My algorithm is quite simple. I simply iterate over the entire map arr and if I find the start of the combination I need to find, I begin exploring.
My combination data structure is simply the combination I need to find, column at a time.
If each column in arr matches, I return True. If at any point the value doesn't match the combination I need I return False.

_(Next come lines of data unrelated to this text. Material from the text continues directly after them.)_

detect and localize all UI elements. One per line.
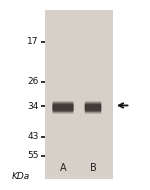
- FancyBboxPatch shape: [85, 101, 101, 110]
- Text: 43: 43: [27, 132, 39, 141]
- FancyBboxPatch shape: [52, 101, 74, 110]
- FancyBboxPatch shape: [52, 104, 74, 112]
- FancyBboxPatch shape: [45, 10, 112, 179]
- Text: 17: 17: [27, 37, 39, 46]
- Text: 34: 34: [27, 102, 39, 111]
- Text: A: A: [60, 163, 66, 173]
- Text: B: B: [90, 163, 96, 173]
- Text: 55: 55: [27, 151, 39, 160]
- FancyBboxPatch shape: [85, 105, 101, 114]
- FancyBboxPatch shape: [52, 105, 74, 114]
- FancyBboxPatch shape: [85, 104, 101, 112]
- Text: KDa: KDa: [12, 172, 30, 181]
- Text: 26: 26: [27, 77, 39, 86]
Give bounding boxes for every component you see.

I believe this is O(n+m) time with O(1) space. Code below...
def explore(arr, combination, i, j):
"""
for each column in the combination we have to find
compare it with what is present in the map (arr)
"""
for row in combination:
for count, item in enumerate(row):
# compare the map with the combination value we're up to
# if it doesn;t match, return False and stop
if arr[i+count][j] != item:
return False
j+=1
return True
def find_combination_in_arr(arr, combination, ):
for i, row in enumerate(arr):
for j, item in enumerate(row):
# if we have found the start of the combination, then start exploring
if item == combination[0][0]:
if explore(arr, combination, i, j):
return "FOUND IT!"
# the map we need to search
arr = [
[1, 1, 2, 3, 4, 1, 1],
[1, 1, 5, 6, 7, 1, 1],
[1, 1, 2, 7, 4, 1, 1],
[1, 1, 7, 8, 6, 1, 1]
]
# the combination we need to find
combination = [
[2, 5, 2, 7],
[3, 6, 7, 8],
[4, 7, 4, 6]
]
find_combination_in_arr(arr, combination)
1 Answer 1
Duplication
Your nested loops are almost equal, write a generator that contains the loops and use it twice.
Power
enumerate has more power then you think: you can specify a starting index, so you do not need manual increment.
all
You want all items to be equal, so use all.
Minimalism
Return a boolean not a string, a string is an unecessary complication.